Edward Marriner led them up. Greg and Steve were grinning like kids. Melanie had her oversized tote now, and her cellphone and straw hat. Meghan went over and kissed her on both cheeks.
Ned looked at his dad. “Hi,” he said.
“Hello, son.” His father smiled.
“Take a good look around. Morning light. I don’t think you can go wrong up here. A lot of options. You’ll want to go look south, too, other side of this courtyard here. You shoot from Cézanne’s mountain, not up to it?”
His father nodded. “Had that thought, climbing up.”
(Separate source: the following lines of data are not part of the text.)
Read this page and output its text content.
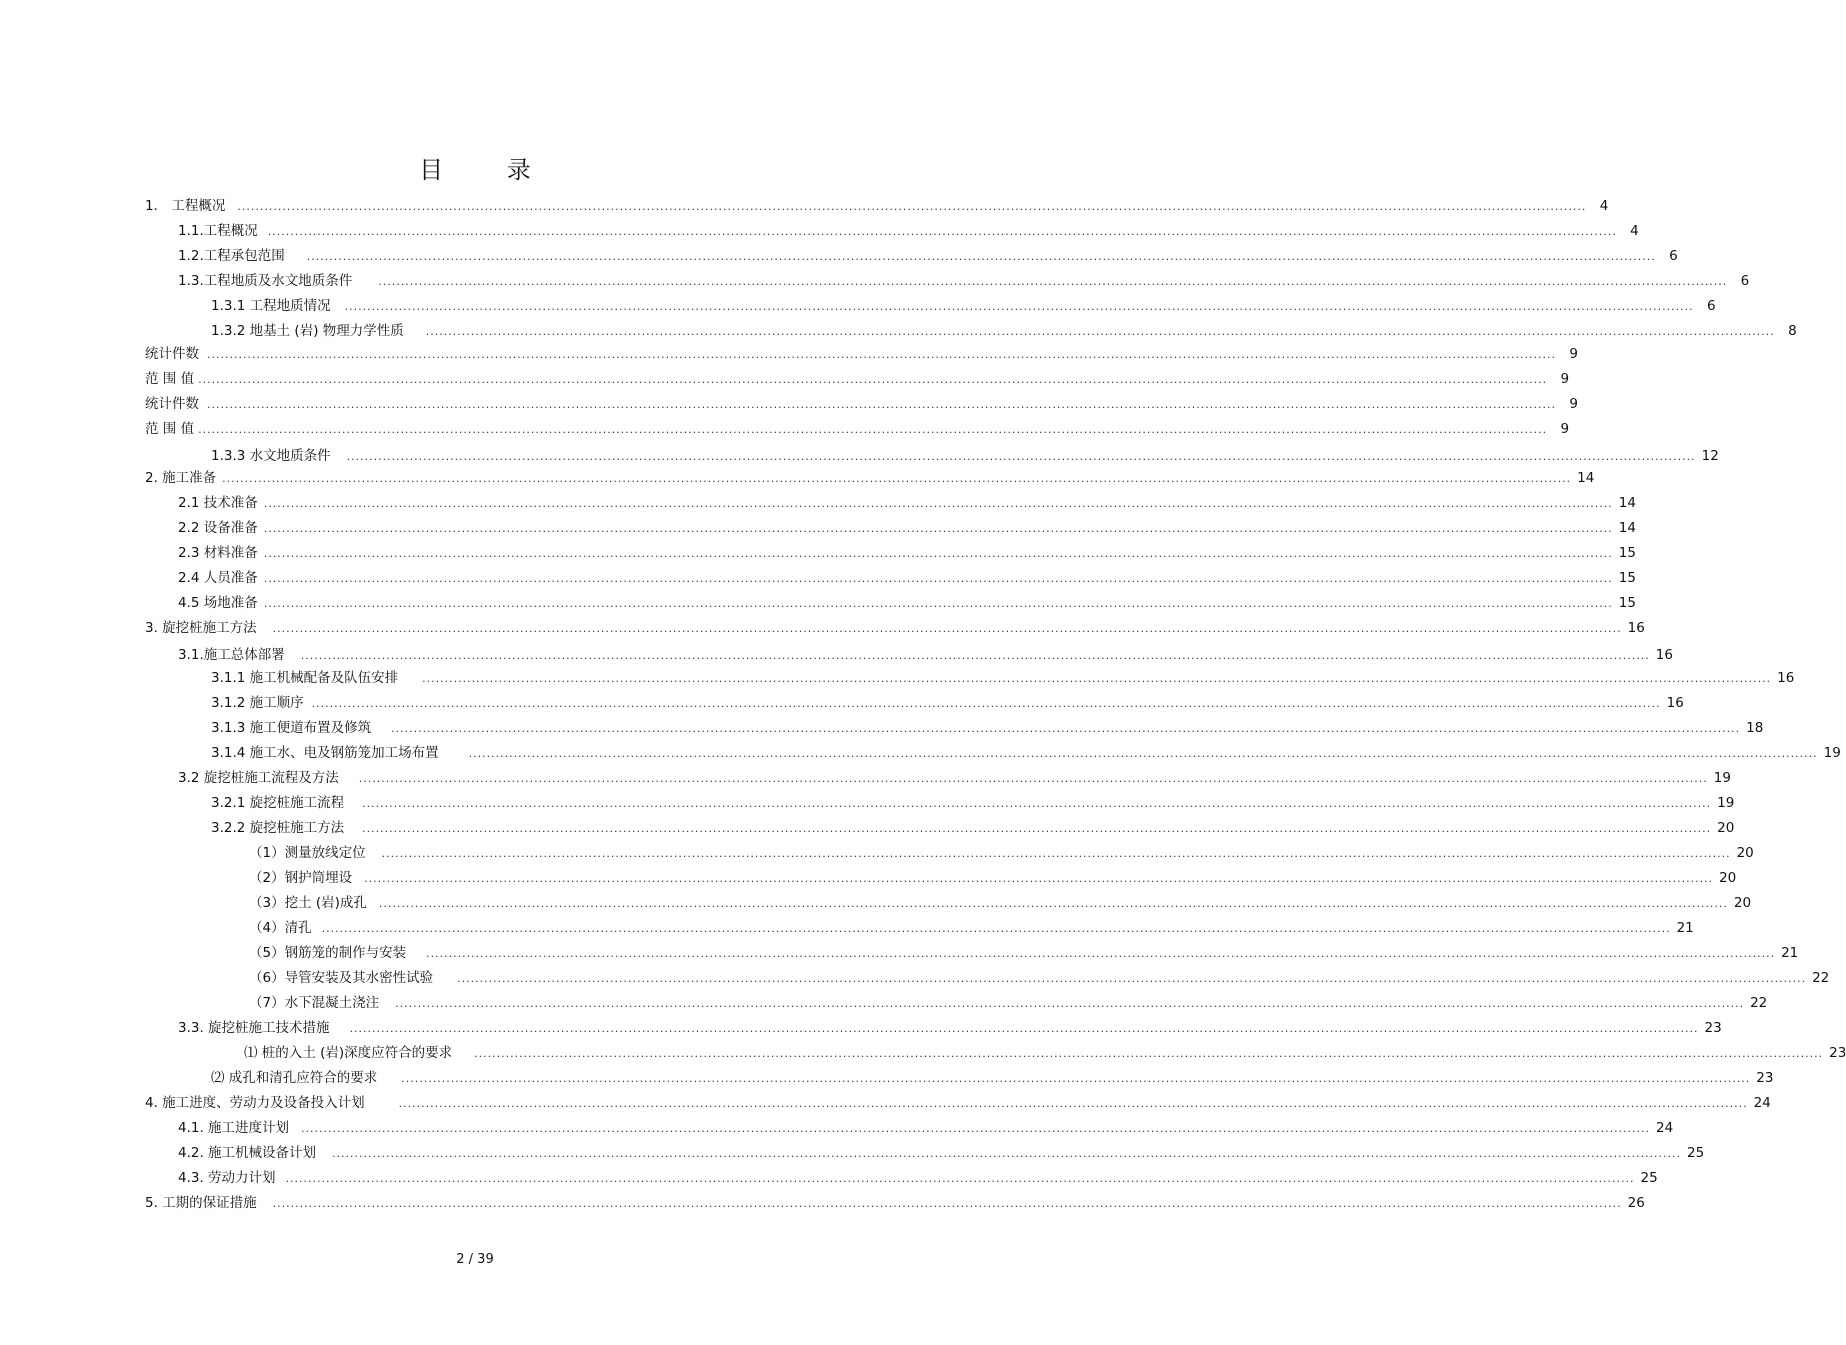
目 录
1． 工程概况 ............................................................................................................................................................................................................................................................................................................ 4
1.1.工程概况 ............................................................................................................................................................................................................................................................................................................ 4
1.2.工程承包范围 ............................................................................................................................................................................................................................................................................................................ 6
1.3.工程地质及水文地质条件 ............................................................................................................................................................................................................................................................................................................ 6
1.3.1 工程地质情况 ............................................................................................................................................................................................................................................................................................................ 6
1.3.2 地基土 (岩) 物理力学性质 ............................................................................................................................................................................................................................................................................................................ 8
统计件数 ............................................................................................................................................................................................................................................................................................................ 9
范 围 值 ............................................................................................................................................................................................................................................................................................................ 9
统计件数 ............................................................................................................................................................................................................................................................................................................ 9
范 围 值 ............................................................................................................................................................................................................................................................................................................ 9
1.3.3 水文地质条件 ............................................................................................................................................................................................................................................................................................................ 12
2. 施工准备 ............................................................................................................................................................................................................................................................................................................ 14
2.1 技术准备 ............................................................................................................................................................................................................................................................................................................ 14
2.2 设备准备 ............................................................................................................................................................................................................................................................................................................ 14
2.3 材料准备 ............................................................................................................................................................................................................................................................................................................ 15
2.4 人员准备 ............................................................................................................................................................................................................................................................................................................ 15
4.5 场地准备 ............................................................................................................................................................................................................................................................................................................ 15
3. 旋挖桩施工方法 ............................................................................................................................................................................................................................................................................................................ 16
3.1.施工总体部署 ............................................................................................................................................................................................................................................................................................................ 16
3.1.1 施工机械配备及队伍安排 ............................................................................................................................................................................................................................................................................................................ 16
3.1.2 施工顺序 ............................................................................................................................................................................................................................................................................................................ 16
3.1.3 施工便道布置及修筑 ............................................................................................................................................................................................................................................................................................................ 18
3.1.4 施工水、电及钢筋笼加工场布置	............................................................................................................................................................................................................................................................................................................ 19
3.2 旋挖桩施工流程及方法 ............................................................................................................................................................................................................................................................................................................ 19
3.2.1 旋挖桩施工流程 ............................................................................................................................................................................................................................................................................................................ 19
3.2.2 旋挖桩施工方法 ............................................................................................................................................................................................................................................................................................................ 20
（1）测量放线定位 ............................................................................................................................................................................................................................................................................................................ 20
（2）钢护筒埋设 ............................................................................................................................................................................................................................................................................................................ 20
（3）挖土 (岩)成孔 ............................................................................................................................................................................................................................................................................................................ 20
（4）清孔 ............................................................................................................................................................................................................................................................................................................ 21
（5）钢筋笼的制作与安装 ............................................................................................................................................................................................................................................................................................................ 21
（6）导管安装及其水密性试验 ............................................................................................................................................................................................................................................................................................................ 22
（7）水下混凝土浇注 ............................................................................................................................................................................................................................................................................................................ 22
3.3. 旋挖桩施工技术措施 ............................................................................................................................................................................................................................................................................................................ 23
⑴ 桩的入土 (岩)深度应符合的要求 ............................................................................................................................................................................................................................................................................................................ 23
⑵ 成孔和清孔应符合的要求 ............................................................................................................................................................................................................................................................................................................ 23
4. 施工进度、劳动力及设备投入计划	............................................................................................................................................................................................................................................................................................................ 24
4.1. 施工进度计划 ............................................................................................................................................................................................................................................................................................................ 24
4.2. 施工机械设备计划 ............................................................................................................................................................................................................................................................................................................ 25
4.3. 劳动力计划 ............................................................................................................................................................................................................................................................................................................ 25
5. 工期的保证措施 ............................................................................................................................................................................................................................................................................................................ 26
2 / 39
“I had that thought a week ago!” said Melanie.
“Oh, of course you did,” said Greg.
Steve snorted, and walked away, towards where Kate was still hanging back. He was dialing his phone. Ned wondered who was left at the villa to call.
A moment later the sounds of “The Wedding March” were heard in the high, clear spaces at the summit of Sainte-Victoire.
“Dammit!” said Melanie, reddening. She stabbed for the answer button on her phone. “I took that ringtone off !”
Steve had turned back to them. He was laughing. So was Greg. So, actually, was Ned. Did you have to be mature all the time?
Steve sketched an oriental bow to Melanie. “Little Bird, learn lesson of life. That which is changed can be changed back in fullness of time.” He bowed again, hands pressed together.
“You are in so much trouble, the two of you,” she said.
“I am really, really happy to hear you say that,” said Greg. He looked at her, and frowned. “Hey, did you, like, grow or something?”